“Beta” Canadian post-money SAFE from YCombinator

The YCombinator SAFE page has “beta” versions of the docs for Canada, the Caymans, and Singapore.

post-money-safe-canada.docx

Note: good Canadian Startup lawyers have had Canadian versions of these docs all along, but it’s always better to have fully standardized docs for simple agreements.

2 Likes

Saw this when it came out, interesting that YCombinator is coming up with international versions of these now.

There’s basically no substantive changes from the American version, and like you said most lawyers had a similar “Canadianized” precedent based on the US YCombinator SAFE or the NACO docs in any event. The changes deal mainly with Canadian securities law compliance and changing “stock” to “shares.” Always thought “shares” sounds better.

It’s a bit curious to me that they added a currency clause confirming that the investment amount is in USD by default. Wonder how many people are going to miss that when they use it to raise exclusively in Canada for Canadian companies and run into problems.

The only major thing to note about this is that, per the switch YCombinator made a couple of years ago with all its other SAFEs, this is a post-money SAFE. Canada has not really caught up on that, and the NACO docs and most precedents I see floating around are still pre-money. As more people start using this YCombinator doc a precedent, this may shift that tide a bit and me may start seeing post-money become the default for SAFEs in Canada as well. Better for investors, worse for companies.

I use USD by default in all of my docs for my current company because we’ve got an international investor group. Makes sense to me. The template from my lawyer has a “pick CAD or USD” checkbox that I just removed and call it USD equivalent. Internally, I still do all of my accounting in CAD.

This is a long discussion. I helped make the NACO docs, I hope “someone” puts together an effort to update them.

Re: better for investors / worse for companies. There is a lot of contention around this. I prefer the post-money from a company perspective as it makes it simpler to reason about vs stacked pre-money SAFEs but I understand there are a lot of different views.

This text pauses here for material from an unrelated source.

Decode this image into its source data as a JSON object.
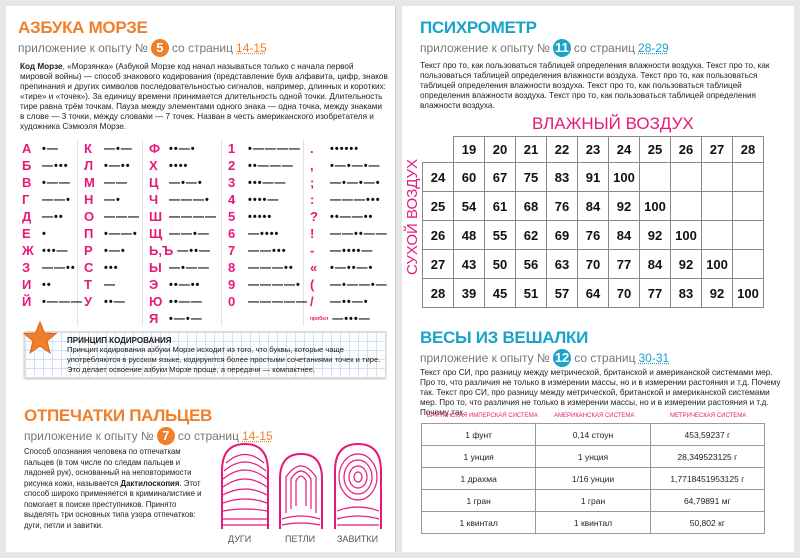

Re: better for investors / worse for companies. There is a lot of contention around this. I prefer the post-money from a company perspective as it makes it simpler to reason about vs stacked pre-money SAFEs but I understand there are a lot of different views.

My main issue with the post-money SAFE from the company side is that all the dilution from multiple SAFEs is borne by the founders. With multiple SAFES/SAFE rounds that can add up quickly.